POLMRT synthétise des amorces de 2-18 nucléotides au HSP et à LSP au sein de la NCR. Transcriptions qui sont commencées au ′ du congé 3 de LSP - extrémités de l'ARN duquel POLγ, l'enzyme de marche à suivre de synthèse d'ADN, peut commencer la synthèse d'ADN.

La transcription au LSP est distincte du HSP dans ces résultats de l'initiation de la transcription est l'un ou l'autre de (a) mis fin dans la région de case de séquence économisée (CSB) par trois et la transcription résultante est par la suite employée comme amorce pour que la réplication ou (b) l'allongement transcriptionnel prolongé forme une transcription polycistronique. CSB II introduit l'achêvement transcriptionnel ; il peut former une structure quadruplex, structures secondaires constituées par la guanine hydrogène-métallisée (G) de Hoogsteen dans des séquences de riches de G.

Cependant, à LSP RNA-DNA les hybrides persistants agissent en tant que les amorces pour la réplication de l'ADN et ces hybrides produisent les quadruplexes intermoléculaires qui se comportent en tant que bons terminateurs transcriptionnels. Ceci active la formation des amorces nécessaires pour l'amorçage de réplication.

CSB II est pour cette raison décrit pendant qu'un contact entre les procédés de la transcription et la réplication - il est en partie réglé par le facteur humain d'allongement de transcription, TEFM, qui a introduit l'allongement transcriptionnel. La pleine appréhension au sujet de la façon dont c'est réglée reste à déterrer ; par exemple, elle est inconnue comment la polymérase peut étendre l'amorce au delà de la structure quadruplex.
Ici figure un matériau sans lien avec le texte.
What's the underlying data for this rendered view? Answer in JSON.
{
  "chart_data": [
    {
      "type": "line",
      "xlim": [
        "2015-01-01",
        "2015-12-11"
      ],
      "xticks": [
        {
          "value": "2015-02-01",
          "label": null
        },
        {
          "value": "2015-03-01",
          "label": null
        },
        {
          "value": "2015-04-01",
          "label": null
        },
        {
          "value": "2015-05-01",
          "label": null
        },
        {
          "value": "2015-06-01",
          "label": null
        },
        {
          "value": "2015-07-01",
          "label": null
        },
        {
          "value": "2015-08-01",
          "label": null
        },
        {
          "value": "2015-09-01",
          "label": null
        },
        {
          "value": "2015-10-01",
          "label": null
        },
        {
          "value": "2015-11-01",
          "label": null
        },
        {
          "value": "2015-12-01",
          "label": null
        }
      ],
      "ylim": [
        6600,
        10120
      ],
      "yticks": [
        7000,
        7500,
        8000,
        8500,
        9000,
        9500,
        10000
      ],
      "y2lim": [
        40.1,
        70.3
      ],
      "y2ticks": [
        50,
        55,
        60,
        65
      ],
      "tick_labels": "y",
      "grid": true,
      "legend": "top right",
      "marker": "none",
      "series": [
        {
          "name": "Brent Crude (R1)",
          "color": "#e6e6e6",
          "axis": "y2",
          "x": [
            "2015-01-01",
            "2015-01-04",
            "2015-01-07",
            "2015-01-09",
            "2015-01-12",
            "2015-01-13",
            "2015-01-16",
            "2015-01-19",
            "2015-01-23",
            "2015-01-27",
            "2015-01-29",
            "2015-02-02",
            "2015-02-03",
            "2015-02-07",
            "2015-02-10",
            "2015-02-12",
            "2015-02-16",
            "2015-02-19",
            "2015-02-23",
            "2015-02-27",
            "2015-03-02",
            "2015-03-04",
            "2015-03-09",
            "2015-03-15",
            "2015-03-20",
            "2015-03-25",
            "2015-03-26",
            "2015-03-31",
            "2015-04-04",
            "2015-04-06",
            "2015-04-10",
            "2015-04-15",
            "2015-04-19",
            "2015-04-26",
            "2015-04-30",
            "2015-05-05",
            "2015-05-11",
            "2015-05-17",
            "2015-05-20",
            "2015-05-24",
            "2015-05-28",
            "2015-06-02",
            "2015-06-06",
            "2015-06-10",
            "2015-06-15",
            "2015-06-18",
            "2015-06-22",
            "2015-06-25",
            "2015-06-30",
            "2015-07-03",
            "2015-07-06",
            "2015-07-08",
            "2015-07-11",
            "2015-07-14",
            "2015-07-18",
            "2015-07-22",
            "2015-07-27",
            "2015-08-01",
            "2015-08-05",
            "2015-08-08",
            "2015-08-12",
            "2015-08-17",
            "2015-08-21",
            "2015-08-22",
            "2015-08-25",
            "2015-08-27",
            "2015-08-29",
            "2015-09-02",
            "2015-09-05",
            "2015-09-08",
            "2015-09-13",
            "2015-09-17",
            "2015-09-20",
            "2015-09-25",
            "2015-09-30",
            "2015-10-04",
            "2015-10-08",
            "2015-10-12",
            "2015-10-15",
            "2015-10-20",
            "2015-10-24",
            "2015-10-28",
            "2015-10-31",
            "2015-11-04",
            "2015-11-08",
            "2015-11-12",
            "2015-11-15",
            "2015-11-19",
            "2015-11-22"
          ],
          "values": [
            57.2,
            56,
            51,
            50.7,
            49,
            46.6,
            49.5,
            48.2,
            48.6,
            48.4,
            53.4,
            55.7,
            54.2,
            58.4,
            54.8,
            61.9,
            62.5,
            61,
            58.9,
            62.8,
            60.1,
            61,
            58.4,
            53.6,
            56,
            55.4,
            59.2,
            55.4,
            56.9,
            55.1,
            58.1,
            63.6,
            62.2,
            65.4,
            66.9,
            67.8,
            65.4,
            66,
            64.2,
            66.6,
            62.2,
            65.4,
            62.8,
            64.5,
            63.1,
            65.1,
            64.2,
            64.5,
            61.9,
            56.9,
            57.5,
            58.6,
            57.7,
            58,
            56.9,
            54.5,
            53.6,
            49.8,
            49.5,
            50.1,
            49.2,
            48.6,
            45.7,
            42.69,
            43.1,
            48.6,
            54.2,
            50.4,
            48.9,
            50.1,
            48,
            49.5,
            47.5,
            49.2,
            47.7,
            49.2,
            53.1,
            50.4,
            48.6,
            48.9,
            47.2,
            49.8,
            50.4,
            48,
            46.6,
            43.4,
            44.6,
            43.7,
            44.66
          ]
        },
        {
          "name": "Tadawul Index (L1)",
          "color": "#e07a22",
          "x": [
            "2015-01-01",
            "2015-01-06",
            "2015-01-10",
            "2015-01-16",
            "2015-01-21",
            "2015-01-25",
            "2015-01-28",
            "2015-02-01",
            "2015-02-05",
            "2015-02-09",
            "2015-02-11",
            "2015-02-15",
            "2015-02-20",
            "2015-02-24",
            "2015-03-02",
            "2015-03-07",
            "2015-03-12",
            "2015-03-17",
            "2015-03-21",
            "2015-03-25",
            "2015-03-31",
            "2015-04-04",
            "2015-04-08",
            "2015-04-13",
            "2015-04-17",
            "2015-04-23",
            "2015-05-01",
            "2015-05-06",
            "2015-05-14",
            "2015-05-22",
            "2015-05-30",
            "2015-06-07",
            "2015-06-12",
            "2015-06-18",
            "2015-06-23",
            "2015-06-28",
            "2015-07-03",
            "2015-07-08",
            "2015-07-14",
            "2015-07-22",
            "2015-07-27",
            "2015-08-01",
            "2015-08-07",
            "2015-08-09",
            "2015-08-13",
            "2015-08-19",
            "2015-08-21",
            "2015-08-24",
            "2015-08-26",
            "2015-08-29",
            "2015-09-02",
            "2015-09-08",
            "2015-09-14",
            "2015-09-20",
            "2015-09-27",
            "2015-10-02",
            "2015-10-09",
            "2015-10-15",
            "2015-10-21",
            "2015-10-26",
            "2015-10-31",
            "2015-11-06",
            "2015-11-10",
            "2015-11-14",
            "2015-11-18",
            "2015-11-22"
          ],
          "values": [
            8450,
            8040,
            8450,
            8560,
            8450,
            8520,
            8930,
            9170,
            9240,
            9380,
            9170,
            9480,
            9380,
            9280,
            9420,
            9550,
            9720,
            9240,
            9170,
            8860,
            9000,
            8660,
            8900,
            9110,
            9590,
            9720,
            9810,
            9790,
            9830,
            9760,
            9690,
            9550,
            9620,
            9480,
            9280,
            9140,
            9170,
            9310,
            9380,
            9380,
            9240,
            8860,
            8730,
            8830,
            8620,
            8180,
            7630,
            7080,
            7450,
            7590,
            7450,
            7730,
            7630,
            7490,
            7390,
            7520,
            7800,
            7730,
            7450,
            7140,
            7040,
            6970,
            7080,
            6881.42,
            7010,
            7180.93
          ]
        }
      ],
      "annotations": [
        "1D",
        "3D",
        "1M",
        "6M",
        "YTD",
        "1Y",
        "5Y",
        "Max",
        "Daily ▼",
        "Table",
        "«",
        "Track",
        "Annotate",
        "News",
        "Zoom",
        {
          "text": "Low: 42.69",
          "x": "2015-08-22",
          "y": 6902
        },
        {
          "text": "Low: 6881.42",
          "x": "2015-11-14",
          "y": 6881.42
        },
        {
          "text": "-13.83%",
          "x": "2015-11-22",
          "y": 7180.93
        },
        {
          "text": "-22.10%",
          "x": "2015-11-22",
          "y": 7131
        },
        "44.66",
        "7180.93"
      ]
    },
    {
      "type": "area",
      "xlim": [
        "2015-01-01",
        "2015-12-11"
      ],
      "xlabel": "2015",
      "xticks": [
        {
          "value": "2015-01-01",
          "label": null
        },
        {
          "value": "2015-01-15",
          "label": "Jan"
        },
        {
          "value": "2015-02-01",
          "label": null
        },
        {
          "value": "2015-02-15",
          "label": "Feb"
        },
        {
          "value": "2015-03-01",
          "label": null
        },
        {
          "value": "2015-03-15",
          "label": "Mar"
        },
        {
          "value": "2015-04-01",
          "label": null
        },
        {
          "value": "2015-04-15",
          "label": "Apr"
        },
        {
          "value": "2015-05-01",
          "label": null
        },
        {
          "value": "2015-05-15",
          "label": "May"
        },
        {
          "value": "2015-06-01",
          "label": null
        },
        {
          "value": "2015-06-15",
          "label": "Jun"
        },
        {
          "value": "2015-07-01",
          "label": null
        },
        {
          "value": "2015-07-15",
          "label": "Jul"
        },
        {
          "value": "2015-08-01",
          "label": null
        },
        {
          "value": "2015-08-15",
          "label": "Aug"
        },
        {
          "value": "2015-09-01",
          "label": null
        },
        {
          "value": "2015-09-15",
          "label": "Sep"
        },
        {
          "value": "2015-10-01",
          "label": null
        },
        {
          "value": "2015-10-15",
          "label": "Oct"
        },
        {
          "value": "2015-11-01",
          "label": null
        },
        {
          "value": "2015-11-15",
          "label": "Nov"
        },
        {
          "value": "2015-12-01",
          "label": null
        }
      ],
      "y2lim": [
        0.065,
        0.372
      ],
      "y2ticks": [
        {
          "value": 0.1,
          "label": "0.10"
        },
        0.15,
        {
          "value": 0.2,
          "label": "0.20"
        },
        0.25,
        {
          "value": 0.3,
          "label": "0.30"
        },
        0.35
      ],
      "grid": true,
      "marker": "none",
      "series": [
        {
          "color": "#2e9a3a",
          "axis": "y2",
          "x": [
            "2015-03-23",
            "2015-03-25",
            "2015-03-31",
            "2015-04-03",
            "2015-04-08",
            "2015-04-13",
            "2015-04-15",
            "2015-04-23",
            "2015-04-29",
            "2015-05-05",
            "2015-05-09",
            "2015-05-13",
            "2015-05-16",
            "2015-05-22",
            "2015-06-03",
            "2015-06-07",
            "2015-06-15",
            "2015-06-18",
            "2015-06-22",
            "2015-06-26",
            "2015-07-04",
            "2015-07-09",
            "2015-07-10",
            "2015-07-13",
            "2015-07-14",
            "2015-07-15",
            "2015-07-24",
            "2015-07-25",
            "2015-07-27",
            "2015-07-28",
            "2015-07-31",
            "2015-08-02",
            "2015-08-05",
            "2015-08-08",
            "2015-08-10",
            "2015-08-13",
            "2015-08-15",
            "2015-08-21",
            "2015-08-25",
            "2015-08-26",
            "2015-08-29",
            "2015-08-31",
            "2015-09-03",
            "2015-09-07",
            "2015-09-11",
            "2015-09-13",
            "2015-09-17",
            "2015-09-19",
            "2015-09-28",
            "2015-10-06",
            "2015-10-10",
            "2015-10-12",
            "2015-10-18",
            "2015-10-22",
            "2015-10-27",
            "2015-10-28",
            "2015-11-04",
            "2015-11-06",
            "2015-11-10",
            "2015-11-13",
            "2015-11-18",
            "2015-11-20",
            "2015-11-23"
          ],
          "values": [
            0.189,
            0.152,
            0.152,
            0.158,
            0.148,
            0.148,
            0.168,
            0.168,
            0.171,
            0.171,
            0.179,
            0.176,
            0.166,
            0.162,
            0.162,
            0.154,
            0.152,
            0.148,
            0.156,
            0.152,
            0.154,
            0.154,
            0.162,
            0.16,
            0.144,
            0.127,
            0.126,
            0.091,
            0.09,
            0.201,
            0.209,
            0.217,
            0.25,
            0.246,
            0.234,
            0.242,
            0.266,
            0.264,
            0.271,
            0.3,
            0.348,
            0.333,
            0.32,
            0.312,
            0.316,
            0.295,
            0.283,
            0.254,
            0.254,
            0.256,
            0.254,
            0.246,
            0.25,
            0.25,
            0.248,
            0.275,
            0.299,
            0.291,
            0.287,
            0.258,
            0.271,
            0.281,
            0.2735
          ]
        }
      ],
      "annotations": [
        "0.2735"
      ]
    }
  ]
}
Réplication de l'ADN mitochondriale : Achêvement

Quand POLγ a synthétisé le plein génome mitochondrial, les brins d'ADN sont ligaturés par la ligase III. de l'action ADN. Pour tenir compte de ceci, l'alignement correct du 3' et de 5' des fins de l'ADN doit se produire ; ceci exige le démontage des amorces commençantes d'ARN. Une enzyme estimative est à cet effet la ribonucléase H1 (RNASEH1) ; ceci est indiqué des études des fibroblastes embryonnaires de souris manquant de RNASEH1 dans lequel la perte d'ADNmt se produit.

Après la synthèse de l'ADNmt, POLγ commence des cycles de polymérisation avec 3 le ′ - dégradation d'exonucléase de 5 ′ au site d'entaille produit par ce dernier. Ce procédé se nomme ralenti et est nécessaire pour que la ligature correcte se produise. La perte d'activité d'exonucléase évite POLγ tournant au ralenti, ayant pour résultat la synthèse prolongée dans le dsDNA au delà de l'ADNmt intégral. Ceci produit une structure d'aileron qui ne peut pas être ligaturée.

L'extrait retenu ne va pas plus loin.